Commerce: Commercial real estate
The bad news is, the local commercial property market is in a slump, along with the national economy. The good news is, it can’t get much worse, and actually may be on the upswing, according to area real estate agents.
For the past six or seven years, the commercial real estate market in the Northwoods has been-to put it mildly-slow. Local agents have noticed, of course, and it’s certainly made their job more difficult.
“I’ve had to take business out of town,” says Pete Tenderholt, an agent with Coldwell Banker and CEO of Northwoods Real Estate Specialists in Rhinelander. “The cost of business here is high. Property values, as perceived by owners, are higher than in other parts of the state and our taxes and fees make it difficult to sell the area.”

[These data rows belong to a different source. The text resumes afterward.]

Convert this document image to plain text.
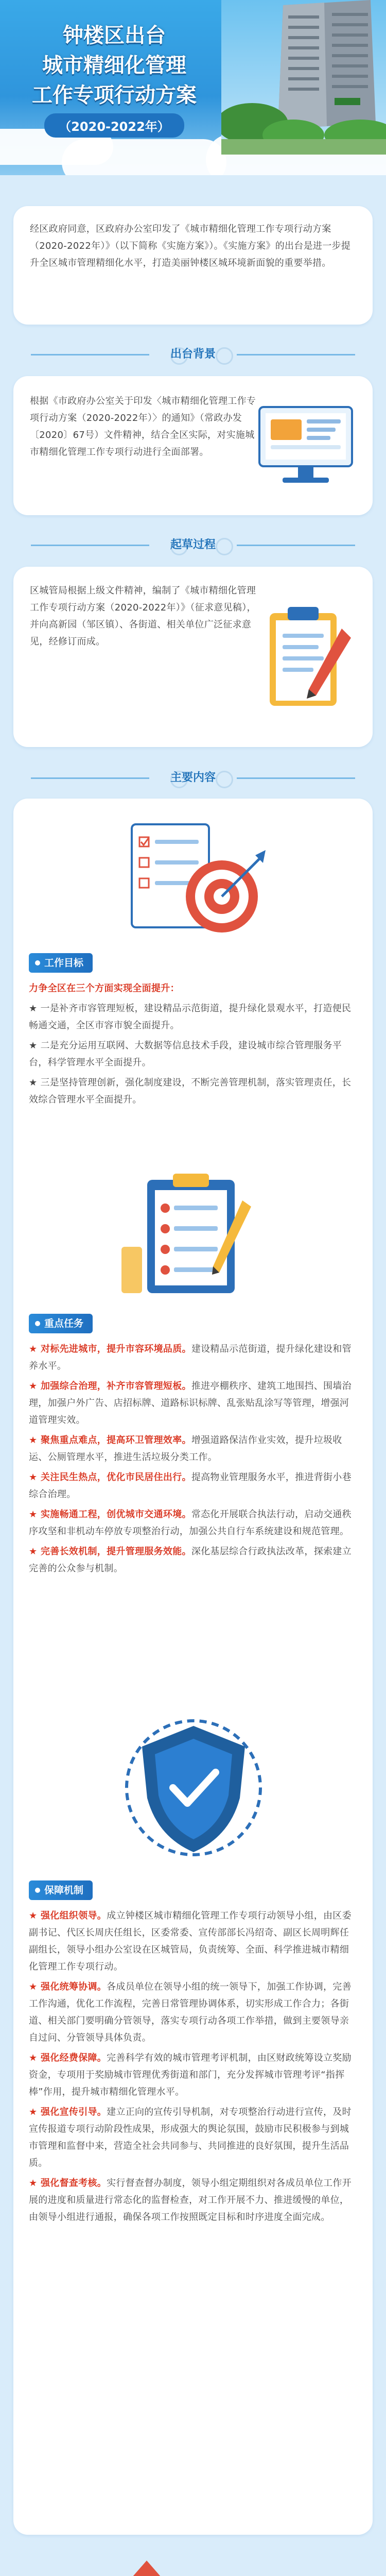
钟楼区出台
城市精细化管理
工作专项行动方案
（2020-2022年）

经区政府同意，区政府办公室印发了《城市精细化管理工作专项行动方案（2020-2022年）》（以下简称《实施方案》）。《实施方案》的出台是进一步提升全区城市管理精细化水平，打造美丽钟楼区城环境新面貌的重要举措。

出台背景

根据《市政府办公室关于印发〈城市精细化管理工作专项行动方案（2020-2022年）〉的通知》（常政办发〔2020〕67号）文件精神，结合全区实际，对实施城市精细化管理工作专项行动进行全面部署。

起草过程

区城管局根据上级文件精神，编制了《城市精细化管理工作专项行动方案（2020-2022年）》（征求意见稿），并向高新园（邹区镇）、各街道、相关单位广泛征求意见，经修订而成。

主要内容
工作目标

力争全区在三个方面实现全面提升：

★ 一是补齐市容管理短板，建设精品示范街道，提升绿化景观水平，打造便民畅通交通，全区市容市貌全面提升。

★ 二是充分运用互联网、大数据等信息技术手段，建设城市综合管理服务平台，科学管理水平全面提升。

★ 三是坚持管理创新，强化制度建设，不断完善管理机制，落实管理责任，长效综合管理水平全面提升。

重点任务

★ 对标先进城市，提升市容环境品质。建设精品示范街道，提升绿化建设和管养水平。

★ 加强综合治理，补齐市容管理短板。推进亭棚秩序、建筑工地围挡、围墙治理，加强户外广告、店招标牌、道路标识标牌、乱张贴乱涂写等管理，增强河道管理实效。

★ 聚焦重点难点，提高环卫管理效率。增强道路保洁作业实效，提升垃圾收运、公厕管理水平，推进生活垃圾分类工作。

★ 关注民生热点，优化市民居住出行。提高物业管理服务水平，推进背街小巷综合治理。

★ 实施畅通工程，创优城市交通环境。常态化开展联合执法行动，启动交通秩序攻坚和非机动车停放专项整治行动，加强公共自行车系统建设和规范管理。

★ 完善长效机制，提升管理服务效能。深化基层综合行政执法改革，探索建立完善的公众参与机制。

保障机制

★ 强化组织领导。成立钟楼区城市精细化管理工作专项行动领导小组，由区委副书记、代区长周庆任组长，区委常委、宣传部部长冯绍奇、副区长周明辉任副组长，领导小组办公室设在区城管局，负责统筹、全面、科学推进城市精细化管理工作专项行动。

★ 强化统筹协调。各成员单位在领导小组的统一领导下，加强工作协调，完善工作沟通，优化工作流程，完善日常管理协调体系，切实形成工作合力；各街道、相关部门要明确分管领导，落实专项行动各项工作举措，做到主要领导亲自过问、分管领导具体负责。

★ 强化经费保障。完善科学有效的城市管理考评机制，由区财政统筹设立奖励资金，专项用于奖励城市管理优秀街道和部门，充分发挥城市管理考评“指挥棒”作用，提升城市精细化管理水平。

★ 强化宣传引导。建立正向的宣传引导机制，对专项整治行动进行宣传，及时宣传报道专项行动阶段性成果，形成强大的舆论氛围，鼓励市民积极参与到城市管理和监督中来，营造全社会共同参与、共同推进的良好氛围，提升生活品质。

★ 强化督查考核。实行督查督办制度，领导小组定期组织对各成员单位工作开展的进度和质量进行常态化的监督检查，对工作开展不力、推进缓慢的单位，由领导小组进行通报，确保各项工作按照既定目标和时序进度全面完成。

Part of the problem, says Tenderholt, is the fact that this area is seen as a “B” location. Big chain stores are looking for a market population of 50,000 or higher. “We do draw that, though,” he says. “We funnel people in from a large area to the north, including the Upper Peninsula of Michigan.
“When Menards came in, we blew them out of the water,” he explains. “Their sales skyrocketed well beyond what they expected.”
Creative marketing may save the day, according to Tenderholt. “We have to start putting together strip malls and mini malls,” he says. “Bundling, sharing expenses will make it possible to bring more businesses in.”
Also on the positive side have been changes in the way local governments are approaching the issue. “The city of Rhinelander has made some big changes recently,” says Tenderholt. “The old rule of thumb seemed to be: If you want to do business here, bring your checkbook.
“A new attitude has started coming out of the city administrator’s office. They’ve been helpful and cooperative like never before,” he says. That is a big deal. Long, drawn-out permitting processes that delay planning and building have a huge negative impact, according to Tenderholt.
City Administrator Blaine Oborn has been instrumental in that change. “We want to be seen as accommodating,” says Oborn, who has now served the city for almost a year. “It’s been an ongoing, evolving process to be more helpful, answering questions, walking people through the process.
“Of course, it’s our job to maintain the viability of the community, but our goal is to help grow our local economy and help create jobs,” Oborn explains. “I’ve been networking with my colleagues in other communities who have had success. No need to reinvent the wheel here.
“It’s a competitive world out there,” he continues. “Businesses can always go somewhere else. Whatever tools we can use to make Rhinelander friendlier to business ventures we will consider.”
The city partnered with Downtown Rhinelander Inc. and the Cleary Foundation to create Downtown Works, a low-interest loan program to help businesses within the downtown BID (Business Improvement District) with relocation and renovation. The fund offers up to $20,000, with just a few strings attached. Dan Kuzlik serves on the board of Downtown Works and likes what he has seen so far.
“We’ve made seven loans and the good news is, they are all solvent,” he says. “With the interest now coming back into the fund-even though it’s low interest-we are able to make more loans.
“With the banking rules the way they are right now, it’s very difficult for businesses to get financing,” Kuzlik explains. “We plan to continue to offer this program and see it as a real asset to downtown.”
Local real estate agent Ron Skagen of First Weber Group has witnessed firsthand the impact the tight financial market has on commercial property. “We have way too much inventory,” he says. “Right now, there’s such a lack of confidence, especially in new businesses. Banks are looking for people with good credit and sound ideas, but the fact is, such a large percentage of them fail within the first year, they just can’t get the financing they need. No one wants to take the risk.
“Independence is the nature of this nation,” says Skagen. “We have a segment of the population who want to go into business, who want to be their own boss. But, unfortunately, right now there’s not a lot of help out there for them.”
Skagen does see signs of hope. “We’re in a depreciation cycle. Wisconsin residential property has fallen 6.4 percent on average,” he says. “But I think we’ve bottomed out.
“I’m feeling a definite resurgence and enthusiasm in the residential market,” he says. “It’s my suspicion that the commercial market will soon follow.”
Sue Schneider is a freelance writer living in Rhinelander. Her articles have also appeared in Living on the Lake and Northwoods ‘boomers and Beyond magazines.
Editor’s note: In the printed version of this article, Pete Tenderholt was mistakenly referred to as CEO of Coldwell Banker in Rhinelander. He is actually an agent at Coldwell Banker and the CEO of Northwoods Real Estate Specialists in Rhinelander. We corrected the error for the online version of this article and we apologize for any confusion this may have caused.